Potem wykonałam czynność, która mnie bardzo boli czyli wystawiłam moje golfa na sprzedaż. Bardzo nie chciałam tego robić, ale prawda jest taka, że mając kredyty nie stać mnie na dwa auta. Gdyby nie to, że w lutym kończy się OC to jeszcze bym go potrzymała, bo kocham jego i kocham nim jeździć, ale trzeba być realistą i ciąć te koszty życia, które są totalnie zbędne lub nie przynoszą żadnych profitów. Boli mnie to strasznie, bo to moje pierwsze auto, więc przeżywam to jakby mi się nie wiadomo jaka krzywda działa. Postanowiłam jednak działać już, bo teraz mam zapas czasu i nie muszę schodzić z ceny, jeśli nie sprzedam go do lutego wtedy sprzedam za mniej, byleby nie przedłużać OC.

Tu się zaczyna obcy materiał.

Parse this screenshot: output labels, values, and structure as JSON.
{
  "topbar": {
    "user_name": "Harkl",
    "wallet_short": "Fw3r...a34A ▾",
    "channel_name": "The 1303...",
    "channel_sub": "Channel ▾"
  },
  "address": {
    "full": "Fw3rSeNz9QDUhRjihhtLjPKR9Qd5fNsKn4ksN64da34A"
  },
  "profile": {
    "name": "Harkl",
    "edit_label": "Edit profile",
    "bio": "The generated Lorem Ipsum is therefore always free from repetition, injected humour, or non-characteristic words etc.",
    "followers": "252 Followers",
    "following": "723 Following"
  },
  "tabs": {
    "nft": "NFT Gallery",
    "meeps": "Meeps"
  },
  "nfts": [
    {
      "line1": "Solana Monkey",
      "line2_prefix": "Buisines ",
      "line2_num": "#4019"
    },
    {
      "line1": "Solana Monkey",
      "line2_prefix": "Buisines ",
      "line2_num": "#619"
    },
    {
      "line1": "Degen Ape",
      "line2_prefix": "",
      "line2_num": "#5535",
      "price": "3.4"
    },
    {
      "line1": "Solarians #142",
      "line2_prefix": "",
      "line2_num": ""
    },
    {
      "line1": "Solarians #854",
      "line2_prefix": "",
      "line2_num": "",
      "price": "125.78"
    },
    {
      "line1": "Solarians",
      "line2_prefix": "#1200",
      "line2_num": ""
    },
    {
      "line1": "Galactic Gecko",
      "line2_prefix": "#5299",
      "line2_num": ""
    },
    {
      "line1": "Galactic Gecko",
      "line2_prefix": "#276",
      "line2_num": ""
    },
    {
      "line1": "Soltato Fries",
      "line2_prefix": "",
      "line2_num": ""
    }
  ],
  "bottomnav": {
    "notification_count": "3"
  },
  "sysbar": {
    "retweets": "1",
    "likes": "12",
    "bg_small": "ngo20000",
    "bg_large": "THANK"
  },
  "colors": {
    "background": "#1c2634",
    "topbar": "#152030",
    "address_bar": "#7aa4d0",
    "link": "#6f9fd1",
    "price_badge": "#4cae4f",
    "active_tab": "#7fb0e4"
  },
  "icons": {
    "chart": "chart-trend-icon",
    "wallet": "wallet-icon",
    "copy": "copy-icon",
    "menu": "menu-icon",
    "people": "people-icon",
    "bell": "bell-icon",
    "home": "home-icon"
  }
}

Odrobiłam też zadanie domowe, bo dzisiaj wracam na terapię jak córka marnotrawna tym razem z innym mindsetem. Którego w sumie nie ja jestem autorką tylko laska, którą obserwuję na insta. Opowiadała o swoich problemach z depresją i zaburzeniami odżywiania i o tym, że żadne leki ani żadna terapia nie pomogły jej tak jak to, że ona sama po prostu wzięła się do pracy. I nagle mnie oświeciło, że to był mój główny problem. Liczyłam na to [choć nieświadomie], że wystarczy, że będę brać leki i chodzić na terapię i mój świat się zmieni. No i tak liczyłam, a on uparcie zmienić się nie chciał. Dlatego teraz działam. Między innymi tym działaniem jest to, że zaczęłam chodzić na siłownię. Byłam dopiero raz, poszłam o północy, żeby nie spotkać ludzi, bo się wstydzę i mam lęki, ale byłam. I dzisiaj znów wypada mi dzień treningowy i choćby chuj na chuju stanął pójdę. Tym bardziej, że [obym nie zapeszyła] poczułam totalną zajawkę na ćwiczenia na siłowni. Z bieganiem miałam trudną miłość, chciałam, trochę lubiłam, ale czułam mimo wszystko jakiś przymus jak wjechał plan treningowy. Podczas mojej pierwszej wyprawy na siłownię jak tylko zaczęłam ćwiczyć poczułam szczęście jakiego nie czułam chyba nigdy w życiu. Poczułam to coś, co mogłabym nazwać nie wiem pasją? natchnieniem do robienia czegoś? Cudowne uczucie choć zupełnie mi wcześniej nieznane. Dlatego nie mogę się doczekać dzisiejszej wyprawy na siłownię, która też oczywiście odbędzie się w późnych godzinach ze względu na lęki społeczne. Martwię się tylko tym kiedy będę chodzić na siłownię jak wrócę do pracy, ale najwyżej jakoś będę musiała się przełamać i tyle.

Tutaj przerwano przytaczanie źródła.